While there are dozens of bodies present in this scene, Hannibal is the only person among them. This dynamic recurs throughout the film. While so many men use subtle sexual harassment to put Clarice down, Lecter only ever manipulates her like a gentleman. When he's first introduced, he stands ramrod straight, looking at Clarice just as she looks at him: the two of them are matched equals; they have equal potential as audience surrogates. And, as they trade the position of audience and protagonist back and forth between one another, it's Lecter's respectful and honest relationship with Clarice that leads to her solving the case, and no one else. When contrasted with how the rest of the world treats him--Chilton's "most prized asset," kept caged like an animal on display--we can't help but put ourselves in Lecter's laceless shoes.

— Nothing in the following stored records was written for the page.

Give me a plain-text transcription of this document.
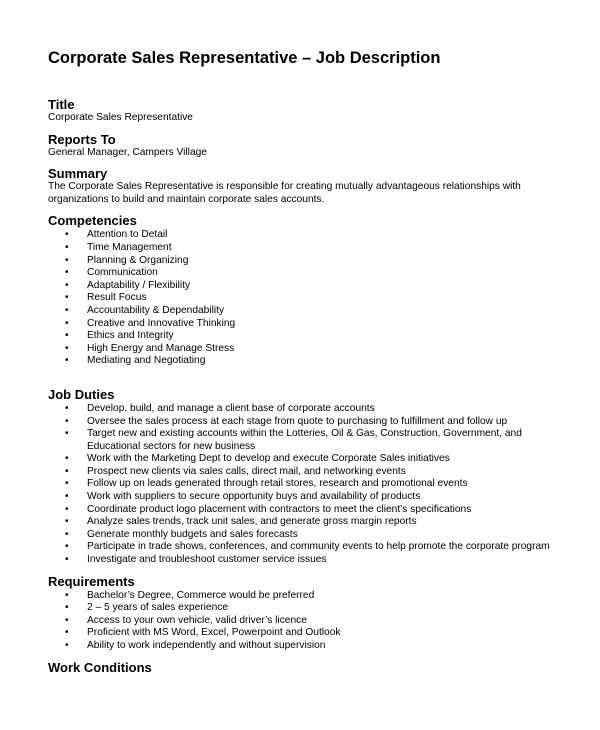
Corporate Sales Representative – Job Description
Title

Corporate Sales Representative

Reports To

General Manager, Campers Village

Summary

The Corporate Sales Representative is responsible for creating mutually advantageous relationships with organizations to build and maintain corporate sales accounts.

Competencies
• Attention to Detail
• Time Management
• Planning & Organizing
• Communication
• Adaptability / Flexibility
• Result Focus
• Accountability & Dependability
• Creative and Innovative Thinking
• Ethics and Integrity
• High Energy and Manage Stress
• Mediating and Negotiating
Job Duties
• Develop, build, and manage a client base of corporate accounts
• Oversee the sales process at each stage from quote to purchasing to fulfillment and follow up
• Target new and existing accounts within the Lotteries, Oil & Gas, Construction, Government, and Educational sectors for new business
• Work with the Marketing Dept to develop and execute Corporate Sales initiatives
• Prospect new clients via sales calls, direct mail, and networking events
• Follow up on leads generated through retail stores, research and promotional events
• Work with suppliers to secure opportunity buys and availability of products
• Coordinate product logo placement with contractors to meet the client’s specifications
• Analyze sales trends, track unit sales, and generate gross margin reports
• Generate monthly budgets and sales forecasts
• Participate in trade shows, conferences, and community events to help promote the corporate program
• Investigate and troubleshoot customer service issues
Requirements
• Bachelor’s Degree, Commerce would be preferred
• 2 – 5 years of sales experience
• Access to your own vehicle, valid driver’s licence
• Proficient with MS Word, Excel, Powerpoint and Outlook
• Ability to work independently and without supervision
Work Conditions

And then there's Buffalo Bill (or, more respectfully, Jame Gumb; the epithet is never one she uses for herself). Gumb is the seamy underbelly of post-Reagan America brought to life. She is cowardly, impotent, and self-obsessed; she sticks out, large and loud and refusing to submit to civil society; she literally lives on the wrong side of the tracks. Her overt sexuality is her strongest link to deviance in the language of the film, connecting her to Miggs's semen and Crawford's unsettling overtures and to the prejudiced workplace that hinders Clarice far more than it helps. "I'd fuck me," she tells herself, in a moment that is at once humanizing and deeply discomfiting. She does not speak like the others do, using stilted grammar and halting rhythms: where the film goes out of its way to show Lecter's humanity in spite of society's view of him, Gumb is shown as an animal from the start. Even the most liberal audience member is reassured that she shouldn't be sympathized with, that she isn't truly a transvestite, but something darker and lesser. Her symbol is the butterfly. She is the change that might come to America if it's not stamped out first.
And yet: even at her most deviant, Gumb gets the same shallow focus, the same humanizing touches that were denied to Lt. Boyle. And yet: the film's entire structure demands that we take pride in her competence, her ability to evade capture and the danger she poses to Clarice. And yet: without those of us who see what we need, and take it, and do whatever it takes to keep it, what stories would there be to tell?
 The Greek for “no place.”
 The closest the film comes to presenting a genuine social disorder is its relentless depiction of the misogyny experienced by Clarice--and even this is the product of the individual, close-minded prejudices of Jack Crawford and the small-town police chiefs that hamper her investigation, not of structural issues with policing.
 I use feminine pronouns for Gumb, following the preferred usage of multiple trans writers.